Hooligan - welcome back.
Title: why moore should lose his oscar...
Post by: Sixpence on May 03, 2003, 06:54:44 AM
First of all, these award shows are not even worth mentioning. I don't spend my time watching snobs loath themselves, it's pathetic.


Second, I see this thread now for what it is about......guns. I'm a Dem and I support keeping our guns. I do not support anyone owning "X" amount of guns, i.e., someone owning a huge cache of assault rifles. If you own a pistol, a shotgun, and a rifle(or a couple of the forementioned), that should be enough, IMO. I know gun collector's find that unfair, but you can't have everyone sitting on huge caches of weapons and saying"I'm just collecting them"

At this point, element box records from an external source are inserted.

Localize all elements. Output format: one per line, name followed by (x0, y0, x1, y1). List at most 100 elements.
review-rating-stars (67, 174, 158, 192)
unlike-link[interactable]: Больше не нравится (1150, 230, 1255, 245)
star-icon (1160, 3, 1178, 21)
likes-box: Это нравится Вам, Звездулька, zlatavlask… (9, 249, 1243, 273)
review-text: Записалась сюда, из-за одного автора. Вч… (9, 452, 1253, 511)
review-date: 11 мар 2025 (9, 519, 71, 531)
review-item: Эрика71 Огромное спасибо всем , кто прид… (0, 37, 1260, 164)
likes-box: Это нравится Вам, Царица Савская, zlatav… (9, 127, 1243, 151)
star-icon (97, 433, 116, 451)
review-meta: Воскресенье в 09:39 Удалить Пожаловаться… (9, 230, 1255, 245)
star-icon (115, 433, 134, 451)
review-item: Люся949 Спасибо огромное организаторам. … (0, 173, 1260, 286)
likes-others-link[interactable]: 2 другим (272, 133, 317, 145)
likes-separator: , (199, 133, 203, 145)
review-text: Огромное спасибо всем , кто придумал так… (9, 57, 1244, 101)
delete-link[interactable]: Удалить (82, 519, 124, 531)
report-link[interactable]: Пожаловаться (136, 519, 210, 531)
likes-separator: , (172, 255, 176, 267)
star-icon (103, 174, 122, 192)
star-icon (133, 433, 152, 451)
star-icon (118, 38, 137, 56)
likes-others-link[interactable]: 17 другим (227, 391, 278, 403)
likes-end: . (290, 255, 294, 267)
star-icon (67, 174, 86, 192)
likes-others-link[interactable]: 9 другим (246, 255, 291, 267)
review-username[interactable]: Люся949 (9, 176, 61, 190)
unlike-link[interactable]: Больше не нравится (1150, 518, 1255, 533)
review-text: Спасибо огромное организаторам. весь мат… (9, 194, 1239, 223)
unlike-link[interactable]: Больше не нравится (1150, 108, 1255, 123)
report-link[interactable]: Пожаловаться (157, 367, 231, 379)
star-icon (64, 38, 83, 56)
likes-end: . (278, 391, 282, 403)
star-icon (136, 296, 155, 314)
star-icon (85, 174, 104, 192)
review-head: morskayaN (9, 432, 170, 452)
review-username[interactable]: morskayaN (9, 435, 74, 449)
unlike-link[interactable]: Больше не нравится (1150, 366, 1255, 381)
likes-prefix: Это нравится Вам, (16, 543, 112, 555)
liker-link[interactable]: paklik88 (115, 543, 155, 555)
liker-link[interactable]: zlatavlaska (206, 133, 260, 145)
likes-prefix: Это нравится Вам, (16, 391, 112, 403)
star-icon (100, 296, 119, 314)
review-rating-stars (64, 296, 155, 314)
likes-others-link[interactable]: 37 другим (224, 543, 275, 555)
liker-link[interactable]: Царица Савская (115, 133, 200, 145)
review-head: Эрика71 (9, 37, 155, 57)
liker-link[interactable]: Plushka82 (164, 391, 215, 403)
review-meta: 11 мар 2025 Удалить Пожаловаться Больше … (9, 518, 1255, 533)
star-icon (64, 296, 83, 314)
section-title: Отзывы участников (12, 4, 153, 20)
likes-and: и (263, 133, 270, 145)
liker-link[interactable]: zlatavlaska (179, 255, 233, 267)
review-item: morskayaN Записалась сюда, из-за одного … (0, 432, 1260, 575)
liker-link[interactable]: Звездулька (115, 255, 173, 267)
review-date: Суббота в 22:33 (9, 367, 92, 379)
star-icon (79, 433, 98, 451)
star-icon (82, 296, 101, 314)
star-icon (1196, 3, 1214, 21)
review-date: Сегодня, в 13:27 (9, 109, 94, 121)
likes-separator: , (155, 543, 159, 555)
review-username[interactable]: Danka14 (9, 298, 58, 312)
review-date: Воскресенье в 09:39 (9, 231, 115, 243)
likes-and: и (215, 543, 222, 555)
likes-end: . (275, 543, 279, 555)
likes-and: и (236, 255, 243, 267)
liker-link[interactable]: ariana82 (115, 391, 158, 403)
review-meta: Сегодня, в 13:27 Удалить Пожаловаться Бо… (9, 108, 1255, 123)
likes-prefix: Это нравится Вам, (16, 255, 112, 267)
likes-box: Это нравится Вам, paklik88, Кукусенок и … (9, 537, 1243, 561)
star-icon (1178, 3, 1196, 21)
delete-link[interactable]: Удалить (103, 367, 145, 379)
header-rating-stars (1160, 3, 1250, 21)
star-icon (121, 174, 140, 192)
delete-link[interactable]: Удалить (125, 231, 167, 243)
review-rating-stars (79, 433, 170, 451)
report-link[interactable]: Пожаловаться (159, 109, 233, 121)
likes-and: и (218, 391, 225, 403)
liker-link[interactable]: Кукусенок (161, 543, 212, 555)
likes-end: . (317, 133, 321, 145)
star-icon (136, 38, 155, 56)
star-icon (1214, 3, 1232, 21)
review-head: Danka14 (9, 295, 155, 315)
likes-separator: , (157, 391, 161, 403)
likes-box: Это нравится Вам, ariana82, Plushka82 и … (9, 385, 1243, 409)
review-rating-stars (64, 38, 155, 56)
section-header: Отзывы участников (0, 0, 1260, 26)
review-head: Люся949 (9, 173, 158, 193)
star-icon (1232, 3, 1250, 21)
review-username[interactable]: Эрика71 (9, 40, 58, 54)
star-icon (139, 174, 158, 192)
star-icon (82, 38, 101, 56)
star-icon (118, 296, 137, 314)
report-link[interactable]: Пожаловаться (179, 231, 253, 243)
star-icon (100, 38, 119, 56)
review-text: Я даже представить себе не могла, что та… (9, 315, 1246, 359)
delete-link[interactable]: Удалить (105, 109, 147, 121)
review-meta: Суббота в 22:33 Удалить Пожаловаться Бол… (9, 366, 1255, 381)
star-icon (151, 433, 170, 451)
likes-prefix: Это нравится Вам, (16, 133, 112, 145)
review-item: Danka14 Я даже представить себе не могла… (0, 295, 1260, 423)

What scares me more than guns is the government taking them away from the honest citizens and leaving them to the criminals.
Title: why moore should lose his oscar...
Post by: lazs2 on May 03, 2003, 09:49:16 AM
ah... but.... I hope his movie get's lot's of publicity from this.... much like "arming of America" got lot's of publicity.   Much like all the 'demon weed' drug films of the 40's fifties and sixties did.   They are all the same...

I want people to think "Oh... that lieing blowhard" whenever they see a moore film is coming out.